At the bank’s 2017 meeting in Florida, the first since the sales scandal drew sustained national attention, only three of the board’s 12 directors received more than 90 percent of shareholders’ support and then-Chairman Stephen Sanger received just 56 percent approval.
On average, S&P 500 directors usually get around 92 percent, and pay is backed by around 89 percent of votes cast, according to pay consultant Semler Brossy.
The results signal investors are giving the new board members and other changes a chance, said Jill Fisch, a University of Pennsylvania Law School professor and corporate governance expert.
“The company has made a lot of dramatic moves, and shareholders seem to be saying they appreciate it and are going to wait to see if they are successful,” Fisch said.
Though occasionally confronted by protesters and skeptics, Sloan and bank Chair Elizabeth Duke mostly stayed on their message of atonement during the 2-1/2 hour meeting.
They faced tough questioners on topics including environmental issues and their business with firearms makers at a time when other banks have reviewed or cut back on those relationships.
But they received loud applause a number of times from the audience of several hundred in the Des Moines Marriott hotel ballroom.

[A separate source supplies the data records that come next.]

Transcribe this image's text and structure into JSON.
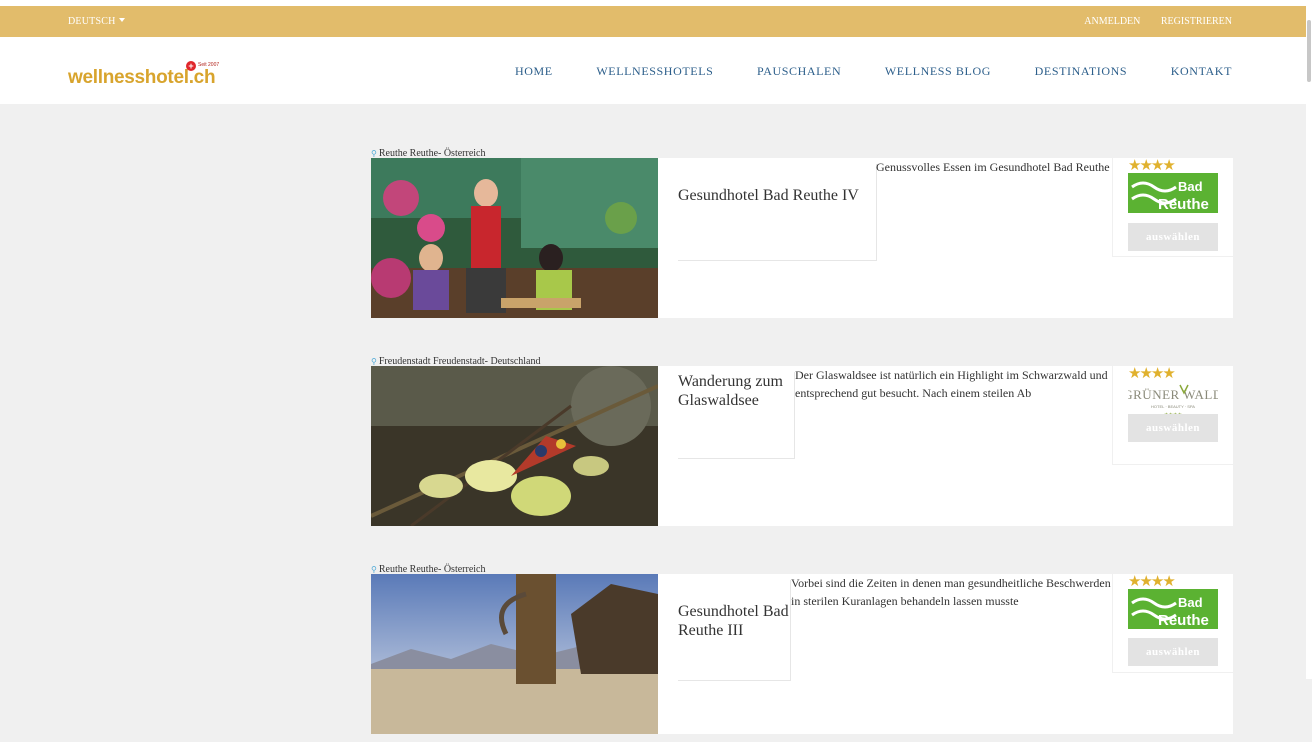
{
  "topbar": {
    "language": "DEUTSCH",
    "login": "ANMELDEN",
    "register": "REGISTRIEREN"
  },
  "brand": {
    "logo_text": "wellnesshotel.ch",
    "since": "Seit 2007"
  },
  "nav": [
    "HOME",
    "WELLNESSHOTELS",
    "PAUSCHALEN",
    "WELLNESS BLOG",
    "DESTINATIONS",
    "KONTAKT"
  ],
  "colors": {
    "topbar": "#e2bc6b",
    "nav_link": "#2d5f8b",
    "logo_gold": "#d8a42d",
    "star": "#e0b12e",
    "button_bg": "#e3e3e3"
  },
  "listings": [
    {
      "location": "Reuthe Reuthe- Österreich",
      "title": "Gesundhotel Bad Reuthe IV",
      "description": "Genussvolles Essen im Gesundhotel Bad Reuthe",
      "stars": "★★★★",
      "hotel_logo": "Bad Reuthe",
      "button": "auswählen",
      "photo": "woman serving guests at outdoor table"
    },
    {
      "location": "Freudenstadt Freudenstadt- Deutschland",
      "title": "Wanderung zum Glaswaldsee",
      "description": "Der Glaswaldsee ist natürlich ein Highlight im Schwarzwald und entsprechend gut besucht. Nach einem steilen Ab",
      "stars": "★★★★",
      "hotel_logo": "GRÜNER WALD",
      "hotel_logo_sub": "HOTEL · BEAUTY · SPA",
      "button": "auswählen",
      "photo": "butterfly on willow catkins"
    },
    {
      "location": "Reuthe Reuthe- Österreich",
      "title": "Gesundhotel Bad Reuthe III",
      "description": "Vorbei sind die Zeiten in denen man gesundheitliche Beschwerden in sterilen Kuranlagen behandeln lassen musste",
      "stars": "★★★★",
      "hotel_logo": "Bad Reuthe",
      "button": "auswählen",
      "photo": "mountain view with wooden fountain"
    }
  ]
}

When California State Treasurer John Chiang rose to challenge Sloan’s pay, Duke responded that “I disagree with your analysis of it. Tim’s time with the company is an advantage,” a comment that received louder applause than Chiang received.

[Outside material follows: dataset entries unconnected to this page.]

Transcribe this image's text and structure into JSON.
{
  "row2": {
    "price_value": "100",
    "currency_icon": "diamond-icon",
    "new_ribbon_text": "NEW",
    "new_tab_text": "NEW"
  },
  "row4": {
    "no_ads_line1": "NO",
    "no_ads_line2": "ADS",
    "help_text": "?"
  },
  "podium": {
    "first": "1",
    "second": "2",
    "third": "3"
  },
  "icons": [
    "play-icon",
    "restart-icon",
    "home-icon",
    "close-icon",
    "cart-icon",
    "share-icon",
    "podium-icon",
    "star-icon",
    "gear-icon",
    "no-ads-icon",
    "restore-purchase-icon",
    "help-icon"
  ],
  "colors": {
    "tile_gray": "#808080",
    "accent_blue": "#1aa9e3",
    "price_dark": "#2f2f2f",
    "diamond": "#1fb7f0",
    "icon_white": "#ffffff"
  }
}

Speaking before the meeting, individual investor Cherie Mortice of Des Moines said she voted for Sloan and other directors, saying it was worth giving the bank a chance to recover.
“I think he’s kind of hoping to restore trust. I’m really hopeful,” she said.
None of three shareholder measures on the bank’s proxy received a majority of support, bank executives said.
The event came days after Wells Fargo said it would pay regulators $1 billion to settle matters related to mortgage and auto lending abuses.
About 100 protesters marched into the lobby of the hotel before the meeting, holding signs for various causes.
In 2016 the bank admitted employees had opened potentially millions of sham accounts, triggering a leadership revamp.
The Federal Reserve in February ordered Wells Fargo to halt growth until governance and controls improve.
Wells Fargo, though based in San Francisco, has held the meeting in other locations in recent years.
Tuesday’s meeting at moments laid bare divisions in Iowa over one of the state’s largest private employers. State leaders, including Senate Majority Leader Jack Whitver, a Republican, spoke to welcome executives.
Others questioned whether Sloan and others were right for the task of reform.
“If I ran my farm the way Wells Fargo ran their business, I’d be kicked out of Marshall County. I’d be a failure,” said one speaker, who identified himself as a retired Iowa farmer.
Wells Fargo’s home mortgage and home equity businesses have about 14,500 workers in and around Des Moines.
Wells Fargo shares ended down 0.2 percent at $52.51 on Tuesday.